The critique offered in this article comes out of a Christian base which posits that belief in the sacred, transcendence, theism, and the hope of new, eternal life are key elements in a meaning system that fosters not only physical and mental health, but also human happiness. As the world becomes increasingly more complicated, globalized and pluralistic and, at the same time, devoid of universals, people living in it need more and more wisdom. Not the kind of wisdom that is found in modern technologies, but the kind that has a sapiential dimension and touches the foundations of life. People deprived of the meaning of their efforts will not be able to create societies that respect the principles of justice, peace, equality, freedom, human dignity, or the common good. Societies consisting of seemingly only happy Jobs, taking on more or less sophisticated masks of happy consumers, do not seem to have a future. On the one hand, we can see that the resources allowing the development of civilization are rapidly dwindling but, on the other hand, hopes for ever-increasing prosperity have already penetrated into the consciousness of people from every corner of the world. If we want to survive as human persons, mutually recognizing each other in our dignity, moral subjectivity, reasonableness, and autonomy, we must address the values that make our lives important and meaningful regardless of circumstances. This will not be possible unless there is an end to the trivialization and axiological banalization, as well as the decline of the virtues: sacrifice, generosity, humility, love, and valour.

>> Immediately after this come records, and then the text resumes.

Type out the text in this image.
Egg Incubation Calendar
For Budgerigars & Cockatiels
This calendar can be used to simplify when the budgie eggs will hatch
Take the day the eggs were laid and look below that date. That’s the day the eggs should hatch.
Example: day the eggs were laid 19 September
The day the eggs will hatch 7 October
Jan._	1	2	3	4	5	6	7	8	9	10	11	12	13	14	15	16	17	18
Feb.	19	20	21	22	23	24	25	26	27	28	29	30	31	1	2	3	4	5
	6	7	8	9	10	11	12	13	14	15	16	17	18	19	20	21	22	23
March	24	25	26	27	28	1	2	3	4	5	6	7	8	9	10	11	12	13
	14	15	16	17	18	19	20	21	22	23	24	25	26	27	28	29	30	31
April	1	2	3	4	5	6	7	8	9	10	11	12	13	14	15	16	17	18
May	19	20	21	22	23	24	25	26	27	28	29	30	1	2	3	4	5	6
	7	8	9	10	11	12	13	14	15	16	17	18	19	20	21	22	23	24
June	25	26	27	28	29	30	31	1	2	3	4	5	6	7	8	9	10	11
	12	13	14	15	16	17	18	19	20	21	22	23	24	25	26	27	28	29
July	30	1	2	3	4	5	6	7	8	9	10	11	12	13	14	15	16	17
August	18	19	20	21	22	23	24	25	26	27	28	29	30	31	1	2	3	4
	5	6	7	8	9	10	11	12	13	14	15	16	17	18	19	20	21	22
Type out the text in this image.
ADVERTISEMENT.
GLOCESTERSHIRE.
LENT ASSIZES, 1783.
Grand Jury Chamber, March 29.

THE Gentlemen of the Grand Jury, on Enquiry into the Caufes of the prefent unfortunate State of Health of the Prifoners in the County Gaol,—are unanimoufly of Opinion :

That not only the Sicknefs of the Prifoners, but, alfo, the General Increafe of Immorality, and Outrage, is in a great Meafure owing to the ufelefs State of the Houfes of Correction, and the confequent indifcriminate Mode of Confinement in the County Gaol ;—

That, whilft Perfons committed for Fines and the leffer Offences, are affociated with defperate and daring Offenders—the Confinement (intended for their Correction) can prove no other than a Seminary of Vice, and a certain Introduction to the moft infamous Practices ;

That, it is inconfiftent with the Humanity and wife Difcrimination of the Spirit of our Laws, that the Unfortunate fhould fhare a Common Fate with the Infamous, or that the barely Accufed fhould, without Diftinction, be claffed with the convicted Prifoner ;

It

Losing the perspective of spirituality, sacrum and eschatology, people will be forced to live in an atmosphere of existential anxiety that is intensified in relation to previous eras, though concealed at the same time. As Archbishop Józef Życiński aptly stated, reading the works of postmodern thinkers only leads to the conviction that the main component of the reality of our lives is the cold and mustiness. Thus, instead of creating any illusions that we live in a perfect world, it is better to accept the truth about the brutal nature of the world (Życiński, 2001). How the unfortunate Job can find himself in such a world, remains an open question? Is it even possible to exist in the affirmation of reality filled with the aforementioned “cold and mustiness”, especially while struggling with the misfortunes that affect us?